Fixzinsen vs. variabel

Das Einsparungspotenzial ist zum Teil enorm!
Das Online-Magazin Livechange.at berichtet über Kreditexperten DI Stefan Brozyna und zeigt auf, warum es sinnvoll ist, den derzeit niedrigen Zinssatz „einzufrieren“.

Österreicher zahlen oft viele Zinsen

Stefan Brozyna, Experte für Immobilien- Finanzierung und Geschäftsführer des unabhängigen Finanzberatungsunternehmens Kontrakta, rät allen Wohnbaukreditnehmern des Landes dazu, jetzt von variablen auf fixe Zinsen umzusteigen.

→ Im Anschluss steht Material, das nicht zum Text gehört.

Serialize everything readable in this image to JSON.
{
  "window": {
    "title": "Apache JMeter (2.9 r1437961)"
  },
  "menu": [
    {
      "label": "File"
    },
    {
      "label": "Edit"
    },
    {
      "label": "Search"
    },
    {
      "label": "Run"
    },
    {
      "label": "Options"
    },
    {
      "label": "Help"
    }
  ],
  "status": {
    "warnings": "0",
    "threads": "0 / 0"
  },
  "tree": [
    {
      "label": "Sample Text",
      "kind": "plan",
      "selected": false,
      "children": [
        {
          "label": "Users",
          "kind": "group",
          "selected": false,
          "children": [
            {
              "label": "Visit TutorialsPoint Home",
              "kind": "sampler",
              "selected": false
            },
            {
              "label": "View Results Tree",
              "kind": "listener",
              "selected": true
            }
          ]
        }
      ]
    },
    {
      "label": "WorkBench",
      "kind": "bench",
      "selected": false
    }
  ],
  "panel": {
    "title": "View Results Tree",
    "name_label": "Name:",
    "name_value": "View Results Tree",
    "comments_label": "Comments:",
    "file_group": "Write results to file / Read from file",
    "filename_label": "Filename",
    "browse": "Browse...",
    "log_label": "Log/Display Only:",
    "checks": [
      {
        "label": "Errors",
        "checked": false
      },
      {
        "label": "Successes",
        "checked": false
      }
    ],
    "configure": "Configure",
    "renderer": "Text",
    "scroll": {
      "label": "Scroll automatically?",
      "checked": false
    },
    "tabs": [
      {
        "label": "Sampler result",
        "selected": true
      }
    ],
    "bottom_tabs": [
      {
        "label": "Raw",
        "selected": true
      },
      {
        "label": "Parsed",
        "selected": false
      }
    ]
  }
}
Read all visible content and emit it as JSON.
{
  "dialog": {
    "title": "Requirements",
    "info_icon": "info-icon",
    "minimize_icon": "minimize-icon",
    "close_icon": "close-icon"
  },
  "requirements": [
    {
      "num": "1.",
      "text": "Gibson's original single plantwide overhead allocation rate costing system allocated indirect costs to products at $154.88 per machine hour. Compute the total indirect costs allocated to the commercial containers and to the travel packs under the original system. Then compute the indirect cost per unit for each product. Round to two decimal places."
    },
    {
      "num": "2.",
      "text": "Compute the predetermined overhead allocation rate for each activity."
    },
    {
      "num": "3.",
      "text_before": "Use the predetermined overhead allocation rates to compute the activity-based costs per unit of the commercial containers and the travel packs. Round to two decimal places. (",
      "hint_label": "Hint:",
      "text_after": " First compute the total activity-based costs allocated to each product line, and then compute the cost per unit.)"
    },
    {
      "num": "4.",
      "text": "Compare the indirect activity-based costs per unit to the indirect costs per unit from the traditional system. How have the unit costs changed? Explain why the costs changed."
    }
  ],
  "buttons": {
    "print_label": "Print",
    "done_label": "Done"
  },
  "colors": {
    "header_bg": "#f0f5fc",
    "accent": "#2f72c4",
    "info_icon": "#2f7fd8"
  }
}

„Denn wer jetzt seinen Immobilienkredit neu und gut verhandelt, kann sich langfristig eine Menge Geld sparen“, so Brozyna, der auf die langfristige Zinsentwicklung verweist, die wieder im Steigen begriffen ist. „In Zukunft werden die Zinsen wieder steigen, daher ist es sinnvoll, den aktuell niedrigen Zinssatz langfristig einzufrieren.“

Herr und Frau Österreicher sind verschuldet – den größten Anteil der Verschuldung privater Haushalte machen Wohnbaukredite aus, die laut Österreichischer Nationalbank auch weiterhin maßgeblich am Kreditwachstum in Österreich beteiligt sind bzw. sein werden. Vor allem 2017 war der Traum vom Eigenheim stark ausgeprägt. Lt. ÖNB wurden 52,1% der Neukredite im letzten Jahr als variabel verzinste Kredite vergeben. Und genau hier ortet der Immobilien-Finanzierungsexperte Stefan Brozyna einen enormen Handlungsbedarf. „Denn das Einsparungspotenzial vor allem bei noch langen Restlaufzeiten ist enorm! Bei bestehenden Krediten können rund 0,5% herausverhandelt werden“, zeigt Brozyna auf und verweist auf seine Arbeit. „Im Durchschnitt konnten wir unseren Kunden eine Zinsersparnis in der Höhe von 0,77% ausverhandeln. Auf das Jahr gerechnet bedeutet das 834 Euro, was einer durchschnittlichen Gesamtersparnis in der Höhe von 21.367 Euro über die gesamte Laufzeit entspricht!“, rechnet Brozyna vor.